I don't know what else happened. I hate typing so much.
Our car's check engine light went on, and now it's off after we washed our car. So that's weird.
We found a family whose son fell off the roof, and that was cool to tell her he's in the spirit world and to be able to testify that to her was so powerful. It's crazy that this knowledge is just so unknown. It's really cool to bring that hope and have her feel that spirit. "I haven't felt this spirit like this ever in my life." It was kinda extra cool because we really felt like we should go to her neighborhood, and we ignored it. Then we went the next day, and she really needed to hear it. I feel like her son is trying to tell us something or help us because she seems really elect. Hopefully, we can help her. Another time, I felt the ability to just bring the spirit into this lady's home and testify to her what is happening. So that was awesome.
I love being a missionary. I hate typing emails. I'll see you next week. I love you all.
Moses 6:60: "For by the water ye keep the commandment; by the Spirit ye are justified, and by the blood ye are sanctified."
Think about that. It's a really powerful verse.

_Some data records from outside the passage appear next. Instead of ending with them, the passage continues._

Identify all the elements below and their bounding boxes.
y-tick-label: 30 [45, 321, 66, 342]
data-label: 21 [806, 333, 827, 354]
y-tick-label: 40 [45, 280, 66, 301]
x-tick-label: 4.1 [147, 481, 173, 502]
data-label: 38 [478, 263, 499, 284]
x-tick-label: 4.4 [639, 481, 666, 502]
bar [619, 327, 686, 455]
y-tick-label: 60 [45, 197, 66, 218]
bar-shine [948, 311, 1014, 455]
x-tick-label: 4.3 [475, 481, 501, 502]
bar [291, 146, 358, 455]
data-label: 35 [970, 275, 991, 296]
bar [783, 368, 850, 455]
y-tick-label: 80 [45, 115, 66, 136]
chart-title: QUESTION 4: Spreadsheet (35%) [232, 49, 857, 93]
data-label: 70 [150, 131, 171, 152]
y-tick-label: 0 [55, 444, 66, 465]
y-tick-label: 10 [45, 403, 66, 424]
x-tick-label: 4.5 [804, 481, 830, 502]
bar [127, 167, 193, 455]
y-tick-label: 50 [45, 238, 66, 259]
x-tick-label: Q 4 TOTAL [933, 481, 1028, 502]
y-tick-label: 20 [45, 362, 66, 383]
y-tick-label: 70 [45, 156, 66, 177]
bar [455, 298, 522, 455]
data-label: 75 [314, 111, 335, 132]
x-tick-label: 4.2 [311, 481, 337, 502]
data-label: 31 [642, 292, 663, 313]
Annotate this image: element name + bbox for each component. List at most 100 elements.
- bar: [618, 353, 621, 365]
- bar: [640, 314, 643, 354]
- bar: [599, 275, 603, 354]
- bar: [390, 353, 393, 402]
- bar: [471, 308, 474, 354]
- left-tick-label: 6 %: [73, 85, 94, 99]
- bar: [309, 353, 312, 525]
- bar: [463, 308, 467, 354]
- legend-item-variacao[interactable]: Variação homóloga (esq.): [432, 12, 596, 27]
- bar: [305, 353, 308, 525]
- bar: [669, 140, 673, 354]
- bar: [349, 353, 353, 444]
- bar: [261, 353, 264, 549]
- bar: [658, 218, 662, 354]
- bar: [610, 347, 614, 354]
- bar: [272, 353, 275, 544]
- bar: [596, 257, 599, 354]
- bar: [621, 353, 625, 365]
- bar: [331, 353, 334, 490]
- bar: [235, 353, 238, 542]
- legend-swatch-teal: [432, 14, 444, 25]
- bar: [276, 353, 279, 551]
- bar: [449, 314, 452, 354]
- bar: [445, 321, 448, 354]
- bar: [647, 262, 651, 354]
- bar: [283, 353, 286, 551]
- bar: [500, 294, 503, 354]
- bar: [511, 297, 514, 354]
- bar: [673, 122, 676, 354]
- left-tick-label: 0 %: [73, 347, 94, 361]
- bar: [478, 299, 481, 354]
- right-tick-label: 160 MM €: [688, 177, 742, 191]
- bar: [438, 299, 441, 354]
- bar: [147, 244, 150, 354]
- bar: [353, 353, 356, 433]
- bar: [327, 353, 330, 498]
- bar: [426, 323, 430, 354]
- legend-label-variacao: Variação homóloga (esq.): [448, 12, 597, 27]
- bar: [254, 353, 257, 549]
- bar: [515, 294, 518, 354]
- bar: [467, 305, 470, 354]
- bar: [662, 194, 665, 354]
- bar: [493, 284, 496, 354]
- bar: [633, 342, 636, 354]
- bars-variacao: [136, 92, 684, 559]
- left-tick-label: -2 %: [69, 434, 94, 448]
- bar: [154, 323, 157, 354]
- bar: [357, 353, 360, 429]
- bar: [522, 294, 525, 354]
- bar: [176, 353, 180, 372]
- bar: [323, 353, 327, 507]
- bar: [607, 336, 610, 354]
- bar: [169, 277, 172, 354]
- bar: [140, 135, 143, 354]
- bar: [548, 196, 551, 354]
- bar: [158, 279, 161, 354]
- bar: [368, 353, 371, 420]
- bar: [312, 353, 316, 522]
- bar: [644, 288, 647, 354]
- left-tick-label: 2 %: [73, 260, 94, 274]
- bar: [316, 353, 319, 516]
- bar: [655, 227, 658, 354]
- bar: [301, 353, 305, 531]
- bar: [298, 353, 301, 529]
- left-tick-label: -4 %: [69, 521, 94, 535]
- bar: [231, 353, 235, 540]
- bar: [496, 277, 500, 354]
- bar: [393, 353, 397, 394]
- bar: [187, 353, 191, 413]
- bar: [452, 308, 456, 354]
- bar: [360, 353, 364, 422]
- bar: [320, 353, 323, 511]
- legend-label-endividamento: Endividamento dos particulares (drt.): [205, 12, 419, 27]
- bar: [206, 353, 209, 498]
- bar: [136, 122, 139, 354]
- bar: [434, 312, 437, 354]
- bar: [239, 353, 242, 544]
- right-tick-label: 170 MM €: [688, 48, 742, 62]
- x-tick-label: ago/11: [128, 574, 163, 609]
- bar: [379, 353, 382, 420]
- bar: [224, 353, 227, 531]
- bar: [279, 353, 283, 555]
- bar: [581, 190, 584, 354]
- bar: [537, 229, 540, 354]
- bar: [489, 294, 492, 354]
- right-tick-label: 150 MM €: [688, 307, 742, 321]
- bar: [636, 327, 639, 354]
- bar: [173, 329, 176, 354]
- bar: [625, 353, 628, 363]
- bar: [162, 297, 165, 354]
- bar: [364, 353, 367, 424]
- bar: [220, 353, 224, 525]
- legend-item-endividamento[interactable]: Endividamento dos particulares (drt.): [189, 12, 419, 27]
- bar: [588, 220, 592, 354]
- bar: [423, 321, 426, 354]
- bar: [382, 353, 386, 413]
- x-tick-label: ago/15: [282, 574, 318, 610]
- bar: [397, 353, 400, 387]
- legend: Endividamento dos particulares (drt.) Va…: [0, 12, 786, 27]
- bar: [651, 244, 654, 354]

We found a banana tree this week, and there were no houses, just abandoned. So we cut off the bananas and took them. As we were walking, we got swarmed with bees. Not kidding, millions. I don't know how I'm not stung. My comp saw me run and scream like a little girl down the neighborhood. I think someone let out their bee farm thing. It was a million. A million, not exaggerating. Then some neighbor saw us with the bananas and gave us more. Lol. I think they don't want as many bananas as they have here. Anyways, we're banking out on guineo, so that's sick. Also, I almost got killed by three stray dogs after the bee attack. It was so scary.